Syringe Filter Compatibilty With Biorelevant Media
During a dissolution test, each sample that is taken must be passed through a syringe filter. This step ensures that any solid, undissolved drug does not pass into the HPLC sample. It is important to test the filters used in the dissolution to ensure there is no adsorption of undissolved drug.
In our laboratories we looked at three different drugs (Griseofulvin, Megestrol & Rifaximin) and their level of adsorption on three different filter media (Whatman GD/X 0.45µm - glass, PES & nylon). Adsorption was tested by repeatedly passing a known, fixed concentration of drug in different Biorelevant Media through the filter. This post explores some examples of when adsorption occurred and on which filters it was most common.
Figure 1 – Griseofulvin dissolved in mobile phase
Figure 1 demonstrates an example where there is no adsorption; all the filters are immediately saturated when the first sample is taken.

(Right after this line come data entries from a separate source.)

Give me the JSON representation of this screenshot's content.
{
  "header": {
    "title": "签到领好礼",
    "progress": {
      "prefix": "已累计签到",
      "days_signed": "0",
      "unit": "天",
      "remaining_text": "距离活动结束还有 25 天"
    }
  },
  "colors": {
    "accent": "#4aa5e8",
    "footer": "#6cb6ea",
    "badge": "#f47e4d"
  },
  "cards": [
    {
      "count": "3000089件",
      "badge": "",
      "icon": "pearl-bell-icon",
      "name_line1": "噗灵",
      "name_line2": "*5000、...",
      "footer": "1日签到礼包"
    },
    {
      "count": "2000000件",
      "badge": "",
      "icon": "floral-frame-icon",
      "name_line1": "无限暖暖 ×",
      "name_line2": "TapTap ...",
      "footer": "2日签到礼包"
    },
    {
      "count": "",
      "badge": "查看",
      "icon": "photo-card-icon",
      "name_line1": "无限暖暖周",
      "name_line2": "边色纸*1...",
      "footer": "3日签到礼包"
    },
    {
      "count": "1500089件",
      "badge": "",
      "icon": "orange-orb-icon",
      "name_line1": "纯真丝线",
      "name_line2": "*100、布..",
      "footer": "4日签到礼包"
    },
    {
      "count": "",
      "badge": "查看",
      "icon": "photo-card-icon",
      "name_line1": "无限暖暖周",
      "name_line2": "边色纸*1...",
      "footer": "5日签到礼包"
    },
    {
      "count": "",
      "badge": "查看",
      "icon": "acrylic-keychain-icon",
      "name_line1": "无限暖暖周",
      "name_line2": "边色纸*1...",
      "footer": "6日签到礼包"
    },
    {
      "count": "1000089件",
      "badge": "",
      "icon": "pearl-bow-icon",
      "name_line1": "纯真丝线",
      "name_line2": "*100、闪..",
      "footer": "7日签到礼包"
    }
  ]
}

Figure 2 – Griseofulvin dissolved in FeSSIF
Figure 2 demonstrates adsorption occurring with the PES filter. The first sample mean is 0.024mg/mL compared to 0.033mg/mL without any filtration, which means that >25% of the sample has been adsorbed onto the filter. The filter becomes saturated by the second sample. There is also a slight degree of adsorption on the glass filter for the first sample (0.030mg/mL compared to 0.033mg/mL).
Figure 3 – Megestrol dissolved in FeSSIF
Figure 3 demonstrates high levels of adsorption of megestrol onto the nylon filter media. The first sample mean is 0.0071mg/mL compared to 0.0130mg/mL without filtration. This demonstrates that >45% of the sample is lost due to adsorption onto the filter. The filter also doesn’t become completely saturated until the 5th sample.
Figure 4 – Rifaximin dissolved in FeSSIF
Figure 4 demonstrates the extreme adsorption of rifaxmin onto the nylon filter media when dissolved in FeSSIF. The first sample mean is 0.0028mg/mL compared to 0.0080mg/mL, and the filter never completely saturates with very high variation within samples. Rifaximin also adsorbed onto the PES filter; the first sample mean was 0.055mg/mL compared to 0.080mg/mL. For both nylon and PES there are significant levels of adsorption, but none for the glass filter media.
The results of these experiments show that in the three drugs tested (griseofulvin, megestrol and rifaximin), glass micro-fibre (GMF) was the only filter media that did not exhibit any significant adsorption of the compounds. Griseofulvin adsorbed to PES, megestrol adsorbed to nylon, and rifaximin adsorbed to both. All examples (including those not shown here) of adsorption occurred in biorelevant media and not when the drug was dissolved in mobile phase. This highlights the importance of carrying out filter validation studies specific to Biorelevant Media.
Based on our in-house lab experience, and reiterated by these results, we strongly suggest GMF syringe filters as the most compatible with Biorelevant Media. It is, however, essential to confirm this every time you are testing a new formulation.